La casa punitiva dove da trent’anni abita una famiglia «Prima non c’era il tetto ma ci piove ancora dentro»

«Non è un posto in cui si può vivere, eppure noi ci abitiamo da oltre trent’anni». Una sola stanza di pochi metri quadrati, buia e senza finestre in via Antico Corso, nel cuore del centro storico di Catania, dove dal 1991 vivono Angelo Vittorio Arena, sua moglie Michela e il loro figlio oggi 31enne. La prima cosa che si è avverte entrando è un insopportabile odore di muffa che resta addosso. Dal tetto l’acqua cade a pioggia e passa anche tra i fili della corrente scoperti. Al centro della stanza un letto matrimoniale, accanto a una parete c’è una panca con un materasso singolo appoggiato sopra, qualche mensola e una sedia con sopra una montagna di vestiti piegati. Alle pareti foto di famiglia e immagini sacre. La cucina è ricavata in un minuscolo spazio esterno coperto con una tettoia, stessa cosa per il bagno che ha un ingresso che non supera un metro e mezzo di altezza. 

«Così non si può vivere. La situazione è diventata davvero insopportabile e siamo stanchi dopo anni di promesse e delusioni da parte delle istituzioni», lamenta Arena che da troppo tempo attende una sistemazione in un alloggio dignitoso. «Dal 2009 siamo inseriti anche noi nella graduatoria per l’assegnazione di un alloggio popolare ma – racconta l’uomo – continuo ad aspettare senza mai avere risposte chiare. Tutte le volte dagli uffici comunali mi dicono soltanto che non ci sono abitazioni disponibili. Adesso – continua Arena – proprio due giorni fa mi hanno detto che ci sarebbero 24 alloggi disponibili a Librino e che le nuove graduatorie dovrebbero essere pubblicate subito dopo le festività natalizie». 

E mentre la famiglia Arena continua pazientemente ad aspettare vivendo una situazione disagiata in un’abitazione fatiscente, è l’assessore ai Servizi sociali Giuseppe Lombardo ad assicurare che «a breve ci faremo carico di questo caso.
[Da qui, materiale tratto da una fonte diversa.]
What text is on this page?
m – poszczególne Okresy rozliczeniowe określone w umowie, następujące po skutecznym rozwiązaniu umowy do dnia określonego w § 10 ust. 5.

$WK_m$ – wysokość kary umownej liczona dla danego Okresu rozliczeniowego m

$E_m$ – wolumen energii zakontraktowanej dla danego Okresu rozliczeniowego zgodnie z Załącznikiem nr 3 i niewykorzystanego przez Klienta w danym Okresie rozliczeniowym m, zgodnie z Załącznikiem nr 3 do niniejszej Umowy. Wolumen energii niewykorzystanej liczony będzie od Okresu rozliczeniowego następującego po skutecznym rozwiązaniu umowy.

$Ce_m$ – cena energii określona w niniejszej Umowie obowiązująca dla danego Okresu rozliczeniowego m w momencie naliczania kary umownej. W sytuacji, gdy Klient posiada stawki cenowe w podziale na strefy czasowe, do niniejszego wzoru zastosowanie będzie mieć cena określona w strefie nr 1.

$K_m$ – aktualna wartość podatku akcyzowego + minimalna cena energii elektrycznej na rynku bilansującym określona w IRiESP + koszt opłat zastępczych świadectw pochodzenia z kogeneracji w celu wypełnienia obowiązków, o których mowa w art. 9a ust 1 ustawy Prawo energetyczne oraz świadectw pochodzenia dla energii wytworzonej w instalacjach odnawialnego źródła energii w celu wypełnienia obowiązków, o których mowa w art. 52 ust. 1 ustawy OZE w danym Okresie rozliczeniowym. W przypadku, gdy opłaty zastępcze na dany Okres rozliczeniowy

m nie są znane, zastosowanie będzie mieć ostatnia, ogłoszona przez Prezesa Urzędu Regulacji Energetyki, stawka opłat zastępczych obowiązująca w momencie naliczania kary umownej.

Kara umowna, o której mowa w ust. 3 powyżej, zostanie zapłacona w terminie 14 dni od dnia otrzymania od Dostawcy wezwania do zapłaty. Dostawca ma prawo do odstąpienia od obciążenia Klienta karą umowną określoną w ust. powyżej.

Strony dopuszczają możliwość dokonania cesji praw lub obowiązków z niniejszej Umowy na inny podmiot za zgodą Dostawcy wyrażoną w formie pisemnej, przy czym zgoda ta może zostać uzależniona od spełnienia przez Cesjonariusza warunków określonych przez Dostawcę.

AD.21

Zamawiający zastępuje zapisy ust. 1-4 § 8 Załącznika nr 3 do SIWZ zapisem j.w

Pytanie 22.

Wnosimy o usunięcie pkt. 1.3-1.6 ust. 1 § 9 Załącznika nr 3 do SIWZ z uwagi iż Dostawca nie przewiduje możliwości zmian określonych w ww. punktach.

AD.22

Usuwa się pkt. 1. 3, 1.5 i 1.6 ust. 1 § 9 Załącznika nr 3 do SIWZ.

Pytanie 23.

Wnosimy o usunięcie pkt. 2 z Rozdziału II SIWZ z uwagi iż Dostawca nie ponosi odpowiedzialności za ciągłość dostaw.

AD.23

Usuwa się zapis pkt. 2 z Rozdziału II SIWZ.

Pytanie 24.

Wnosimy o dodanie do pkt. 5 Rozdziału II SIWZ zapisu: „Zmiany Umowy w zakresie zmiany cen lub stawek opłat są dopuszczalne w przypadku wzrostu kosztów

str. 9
Gli uffici sono già stati allertati e, attraverso le misure che abbiamo in campo che prevedono progetti flessibili per rispondere ai bisogni abitativi, riusciremo a trovare una soluzione anche a questa famiglia». Angelo è malato di cuore e, dopo un infarto, non ha più potuto lavorare e mantiene il nucleo attraverso il reddito di cittadinanza. Tra le varie patologie della moglie c’è anche il diabete e pure il figlio ha sviluppato negli anni delle pesanti allergie dovute probabilmente a tutta una vita trascorsa in un ambiente con un’elevatissima umidità

«Anche i materassi capita che si impregnino di umidità fino a essere bagnati e siamo costretti a passare le notti in piedi o sulle sedie», dice Arena che questa struttura l’ha avuta in eredità dalla nonna paterna. In passato, pare fosse stata utilizzata come casa punitiva. Così venivano chiamate le abitazioni in cui venivano rinchiuse le suore che rimanevano incinte durante il periodo delle gravidanza e dove, qualche volta, restavano anche dopo avere partorito. «Per la mia famiglia, avrebbe dovuto essere una sistemazione temporanea – sottolinea – e, invece, sono passati trent’anni e non abbiamo mai avuto le possibilità economiche per poterci permettere una sistemazione diversa. Quando siamo arrivati qui, mi ricordo che non c’era nemmeno il tetto. Con le nostre condizioni di salute – conclude Arena – qui non possiamo più rimanere a vivere ed è per questo che faccio un appello alle istituzioni. Questa, per noi, non è più vita».